Mark D. Blostein, Lady Davis Institute for Medical Research, Sir Mortimer B. Davis-Jewish General Hospital, 3755 Côte-Ste-Catherine Road, Montreal, PQ H3T 1E2, Canada.
Tel.: +1 514 340 8214; fax: +1 514 340 8281.
E-mail: mark.blostein@mcgill.ca

Abstract

Summary.  Background:  Venous thrombosis (VT) is an important cause of morbidity and mortality in clinical medicine. Animal models studying venous thrombosis are scarce and, in most cases, very crude and rely on sacrificing the animals to excise formed thrombi. Developing an in vivo murine model of venous thrombosis can be a powerful tool for studying venous thrombosis.

Objectives:  We sought to use a high-frequency ultrasound system (HFUS) to dynamically and non-invasively monitor thrombus formation in the inferior vena cava (IVC) of mice.

Methods:  We developed a murine model of venous thrombosis using, for detection, the Vevo 770®, a micro-imaging HFUS. Two different thrombosis models were used to generate thrombi in the IVC of C57Bl/6NCr mice: (i) ligation and (ii) application of ferric chloride (FeCl3). We then assessed venous thrombosis by HFUS.

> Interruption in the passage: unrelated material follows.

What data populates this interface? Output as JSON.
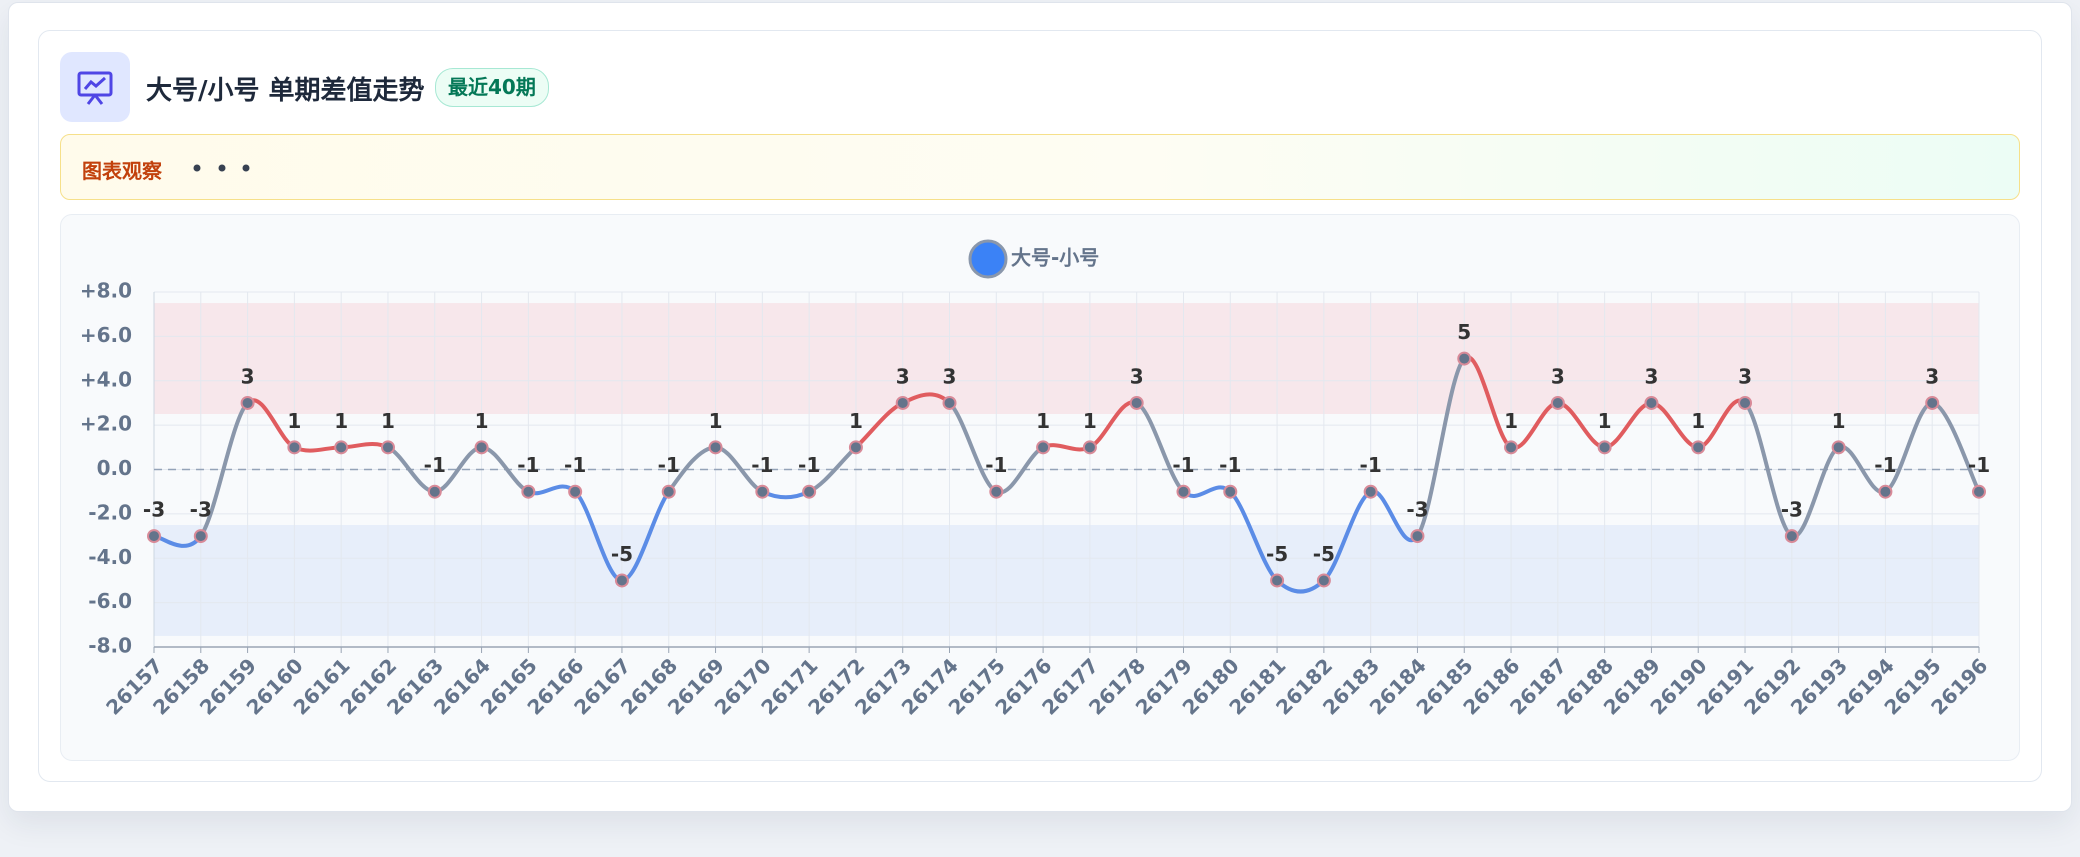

Results:  In both models, measurements of the clot pathologically correlated favorably with measurements acquired with HFUS. Thrombus develops less than an hour after ligation or FeCl3-induced injury of the IVC and the size of the clot increases over time for up to 24 h. Importantly, we demonstrate that HFUS can be used to monitor the effect of an anticoagulant such as dalteparin until complete resolution of the thrombus.

Conclusions:  These data show that HFUS assesses venous thrombosis in mice reliably and non-invasively. Developing a murine model of thrombosis using more accurate, and clinically more relevant, techniques such as ultrasonography, is a step towards a better understanding of the pathophysiology of venous thromboembolism.